Scientists have found that 73,000 years ago, a slope from the volcanic island Fogo in the Cape Verde islands off the coast of Africa fell into the ocean and caused a tsunami, the Washington Post reports.
"You're displacing a huge mass, which must generate movement of water," Ricardo Ramalho, the lead researcher behind the study, told The Washington Post.
"And in the case of volcanic flank collapses they can be very acute, because you have all this mass collapsing basically into the oceans."
Ramalho published the work along with a team of researchers from Columbia University as well as several universities in Portugal and Japan.

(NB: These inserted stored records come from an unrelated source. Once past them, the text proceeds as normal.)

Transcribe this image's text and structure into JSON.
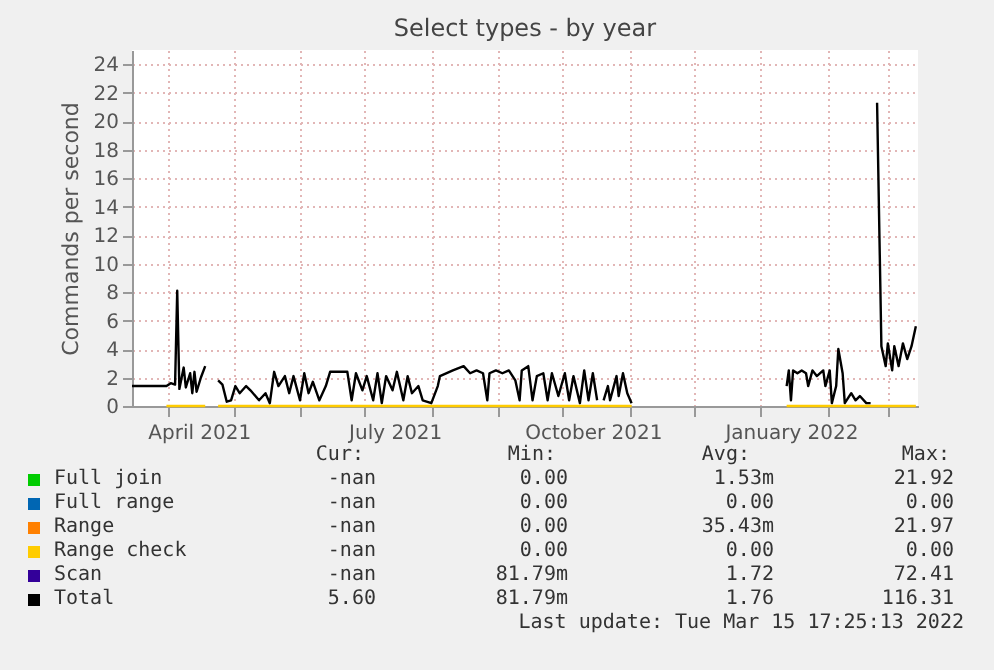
{
  "chart_data": {
    "type": "line",
    "title": "Select types - by year",
    "ylabel": "Commands per second",
    "xlim": [
      "2021-03-15",
      "2022-03-15"
    ],
    "xticks": [
      {
        "value": "2021-04-01",
        "label": null
      },
      {
        "value": "2021-05-01",
        "label": null
      },
      {
        "value": "2021-06-01",
        "label": null
      },
      {
        "value": "2021-07-01",
        "label": null
      },
      {
        "value": "2021-08-01",
        "label": null
      },
      {
        "value": "2021-09-01",
        "label": null
      },
      {
        "value": "2021-10-01",
        "label": null
      },
      {
        "value": "2021-11-01",
        "label": null
      },
      {
        "value": "2021-12-01",
        "label": null
      },
      {
        "value": "2022-01-01",
        "label": null
      },
      {
        "value": "2022-02-01",
        "label": null
      },
      {
        "value": "2022-03-01",
        "label": null
      },
      {
        "value": "2021-04-15",
        "label": "April 2021"
      },
      {
        "value": "2021-07-15",
        "label": "July 2021"
      },
      {
        "value": "2021-10-15",
        "label": "October 2021"
      },
      {
        "value": "2022-01-15",
        "label": "January 2022"
      }
    ],
    "ylim": [
      0,
      25
    ],
    "yticks": [
      0,
      2,
      4,
      6,
      8,
      10,
      12,
      14,
      16,
      18,
      20,
      22,
      24
    ],
    "grid": true,
    "legend": "bottom",
    "marker": "none",
    "line_style": "solid",
    "series": [
      {
        "name": "Full join",
        "color": "#00cc00"
      },
      {
        "name": "Full range",
        "color": "#0066b3"
      },
      {
        "name": "Range",
        "color": "#ff8000"
      },
      {
        "name": "Range check",
        "color": "#ffcc00",
        "x": [
          "2021-03-31",
          "2021-04-18",
          "2021-04-21",
          "2021-04-24",
          "2021-11-02",
          "2021-11-05",
          "2022-01-13",
          "2022-03-14"
        ],
        "values": [
          0,
          0,
          null,
          0,
          0,
          null,
          0,
          0
        ]
      },
      {
        "name": "Scan",
        "color": "#330099"
      },
      {
        "name": "Total",
        "color": "#000000",
        "x": [
          "2021-03-15",
          "2021-03-31",
          "2021-04-02",
          "2021-04-04",
          "2021-04-05",
          "2021-04-06",
          "2021-04-08",
          "2021-04-09",
          "2021-04-11",
          "2021-04-12",
          "2021-04-13",
          "2021-04-14",
          "2021-04-16",
          "2021-04-18",
          "2021-04-21",
          "2021-04-24",
          "2021-04-26",
          "2021-04-28",
          "2021-04-30",
          "2021-05-02",
          "2021-05-04",
          "2021-05-07",
          "2021-05-09",
          "2021-05-13",
          "2021-05-16",
          "2021-05-18",
          "2021-05-20",
          "2021-05-22",
          "2021-05-25",
          "2021-05-27",
          "2021-05-29",
          "2021-06-01",
          "2021-06-03",
          "2021-06-05",
          "2021-06-07",
          "2021-06-10",
          "2021-06-13",
          "2021-06-15",
          "2021-06-23",
          "2021-06-25",
          "2021-06-27",
          "2021-06-30",
          "2021-07-02",
          "2021-07-05",
          "2021-07-07",
          "2021-07-09",
          "2021-07-11",
          "2021-07-14",
          "2021-07-16",
          "2021-07-19",
          "2021-07-21",
          "2021-07-23",
          "2021-07-26",
          "2021-07-28",
          "2021-08-01",
          "2021-08-04",
          "2021-08-05",
          "2021-08-11",
          "2021-08-16",
          "2021-08-19",
          "2021-08-22",
          "2021-08-25",
          "2021-08-27",
          "2021-08-28",
          "2021-08-31",
          "2021-09-03",
          "2021-09-06",
          "2021-09-09",
          "2021-09-11",
          "2021-09-12",
          "2021-09-15",
          "2021-09-17",
          "2021-09-19",
          "2021-09-22",
          "2021-09-24",
          "2021-09-26",
          "2021-09-29",
          "2021-10-02",
          "2021-10-04",
          "2021-10-06",
          "2021-10-09",
          "2021-10-11",
          "2021-10-13",
          "2021-10-15",
          "2021-10-17",
          "2021-10-19",
          "2021-10-20",
          "2021-10-22",
          "2021-10-23",
          "2021-10-26",
          "2021-10-27",
          "2021-10-29",
          "2021-10-31",
          "2021-11-02",
          "2021-11-05",
          "2022-01-13",
          "2022-01-14",
          "2022-01-15",
          "2022-01-16",
          "2022-01-18",
          "2022-01-20",
          "2022-01-22",
          "2022-01-23",
          "2022-01-25",
          "2022-01-27",
          "2022-01-30",
          "2022-01-31",
          "2022-02-02",
          "2022-02-03",
          "2022-02-05",
          "2022-02-06",
          "2022-02-08",
          "2022-02-09",
          "2022-02-12",
          "2022-02-14",
          "2022-02-16",
          "2022-02-19",
          "2022-02-21",
          "2022-02-23",
          "2022-02-24",
          "2022-02-26",
          "2022-02-28",
          "2022-03-01",
          "2022-03-03",
          "2022-03-04",
          "2022-03-06",
          "2022-03-08",
          "2022-03-10",
          "2022-03-12",
          "2022-03-14"
        ],
        "values": [
          1.4,
          1.4,
          1.6,
          1.5,
          8.1,
          1.2,
          2.7,
          1.3,
          2.3,
          0.9,
          2.4,
          1.0,
          2.0,
          2.8,
          null,
          1.8,
          1.5,
          0.3,
          0.4,
          1.4,
          0.9,
          1.4,
          1.1,
          0.4,
          0.9,
          0.2,
          2.4,
          1.4,
          2.1,
          0.9,
          2.1,
          0.4,
          2.3,
          0.9,
          1.7,
          0.4,
          1.4,
          2.4,
          2.4,
          0.4,
          2.3,
          1.1,
          2.1,
          0.4,
          2.3,
          0.2,
          2.1,
          1.1,
          2.4,
          0.4,
          2.1,
          0.9,
          1.4,
          0.4,
          0.2,
          1.4,
          2.1,
          2.5,
          2.8,
          2.3,
          2.5,
          2.3,
          0.4,
          2.3,
          2.5,
          2.3,
          2.5,
          1.8,
          0.4,
          2.5,
          2.8,
          0.4,
          2.1,
          2.3,
          0.4,
          2.3,
          0.7,
          2.3,
          0.4,
          2.1,
          0.2,
          2.5,
          0.4,
          2.3,
          0.4,
          null,
          0.4,
          1.4,
          0.4,
          2.1,
          0.7,
          2.3,
          0.9,
          0.2,
          null,
          1.4,
          2.5,
          0.4,
          2.5,
          2.3,
          2.5,
          2.3,
          1.4,
          2.5,
          2.1,
          2.5,
          1.4,
          2.5,
          0.2,
          1.4,
          4.0,
          2.3,
          0.2,
          0.9,
          0.4,
          0.7,
          0.2,
          0.2,
          null,
          21.3,
          4.2,
          2.8,
          4.4,
          2.5,
          4.2,
          2.8,
          4.4,
          3.3,
          4.2,
          5.6
        ]
      }
    ],
    "annotations": [
      "Cur:",
      "Min:",
      "Avg:",
      "Max:",
      "-nan",
      "0.00",
      "1.53m",
      "21.92",
      "-nan",
      "0.00",
      "0.00",
      "0.00",
      "-nan",
      "0.00",
      "35.43m",
      "21.97",
      "-nan",
      "0.00",
      "0.00",
      "0.00",
      "-nan",
      "81.79m",
      "1.72",
      "72.41",
      "5.60",
      "81.79m",
      "1.76",
      "116.31",
      "Last update: Tue Mar 15 17:25:13 2022"
    ]
  }
}
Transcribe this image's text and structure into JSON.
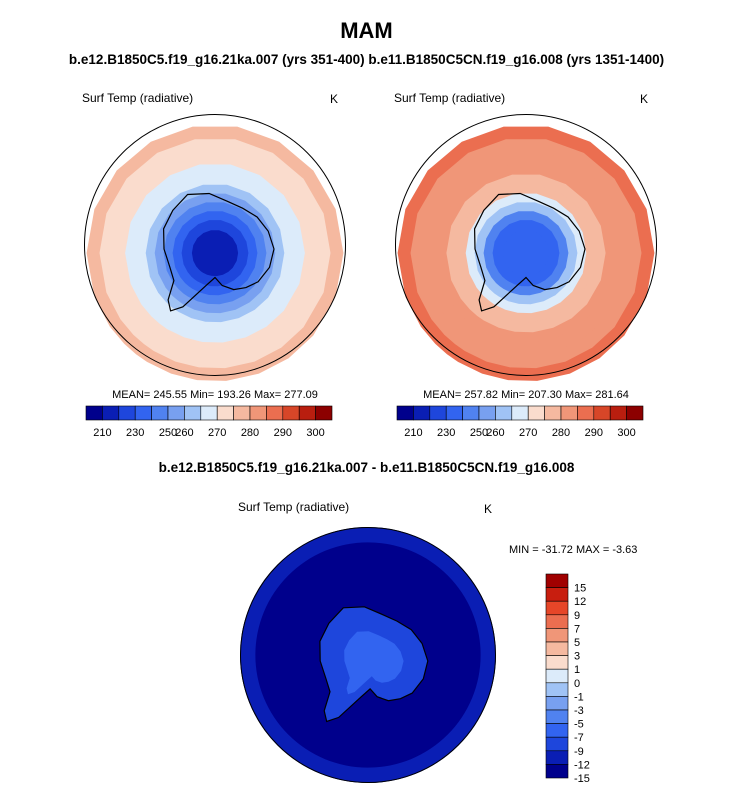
{
  "title": "MAM",
  "subtitle": "b.e12.B1850C5.f19_g16.21ka.007 (yrs 351-400) b.e11.B1850C5CN.f19_g16.008 (yrs 1351-1400)",
  "diff_title": "b.e12.B1850C5.f19_g16.21ka.007 - b.e11.B1850C5CN.f19_g16.008",
  "colors": {
    "abs_palette": [
      "#00008c",
      "#0a1eb4",
      "#1e46dc",
      "#3264f0",
      "#5082f0",
      "#78a0f0",
      "#a0c3f5",
      "#dcebfa",
      "#fadccd",
      "#f5b9a0",
      "#f09678",
      "#eb6e50",
      "#d74628",
      "#b91e0f",
      "#8c0000"
    ],
    "diff_palette": [
      "#00008c",
      "#0a1eb4",
      "#1e46dc",
      "#3264f0",
      "#5082f0",
      "#78a0f0",
      "#a0c3f5",
      "#dcebfa",
      "#fadccd",
      "#f5b9a0",
      "#f09678",
      "#eb6e50",
      "#e64628",
      "#c81e0f",
      "#a00000"
    ]
  },
  "chart_data": [
    {
      "type": "heatmap",
      "projection": "south-polar-stereographic",
      "title": "Surf Temp (radiative)",
      "units": "K",
      "stats": "MEAN= 245.55  Min= 193.26  Max= 277.09",
      "colorbar_ticks": [
        "210",
        "230",
        "250",
        "260",
        "270",
        "280",
        "290",
        "300"
      ],
      "pole_value": 200,
      "ocean_mid_value": 260,
      "edge_value": 272
    },
    {
      "type": "heatmap",
      "projection": "south-polar-stereographic",
      "title": "Surf Temp (radiative)",
      "units": "K",
      "stats": "MEAN= 257.82  Min= 207.30  Max= 281.64",
      "colorbar_ticks": [
        "210",
        "230",
        "250",
        "260",
        "270",
        "280",
        "290",
        "300"
      ],
      "pole_value": 210,
      "ocean_mid_value": 272,
      "edge_value": 281
    },
    {
      "type": "heatmap",
      "projection": "south-polar-stereographic",
      "title": "Surf Temp (radiative)",
      "units": "K",
      "stats": "MIN = -31.72 MAX =  -3.63",
      "colorbar_ticks": [
        "15",
        "12",
        "9",
        "7",
        "5",
        "3",
        "1",
        "0",
        "-1",
        "-3",
        "-5",
        "-7",
        "-9",
        "-12",
        "-15"
      ]
    }
  ]
}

The study was published in the journal Science Advances.
Scientists say that the powerful tsunami wave must have surged over the top of a more than 600-foot high cliff, attaining water levels nearly 900 feet above sea level.
In 2007, Ramalho saw large boulders on top of the high plateau in Santiago that ended in a steep cliff face and was puzzled by their origin. Ramalho and his colleagues decided to take a closer look at the boulders and other associated geological evidence at much higher elevations. There was also strong evidence that Fogo had undergone a partial collapse, which the scientists connected with the occurrence of a megatsunmsami.
Ramalho and his colleagues now assert that the boulders must have come from far below, up the side of a sheer vertical cliff, a feat that could only be achieved by a megatsunami.
The researchers conclude that tsunamis may occur on certain volcanic islands. They encouraged the study of volcanic islands so as to "realistically assess the full hazard potential of such low-probability but high-impact events."
"I'm not saying that this is going to happen on Fogo or elsewhere, tomorrow," says Ramalho. "I'm just saying, this happened in the past, so we need to be vigilant."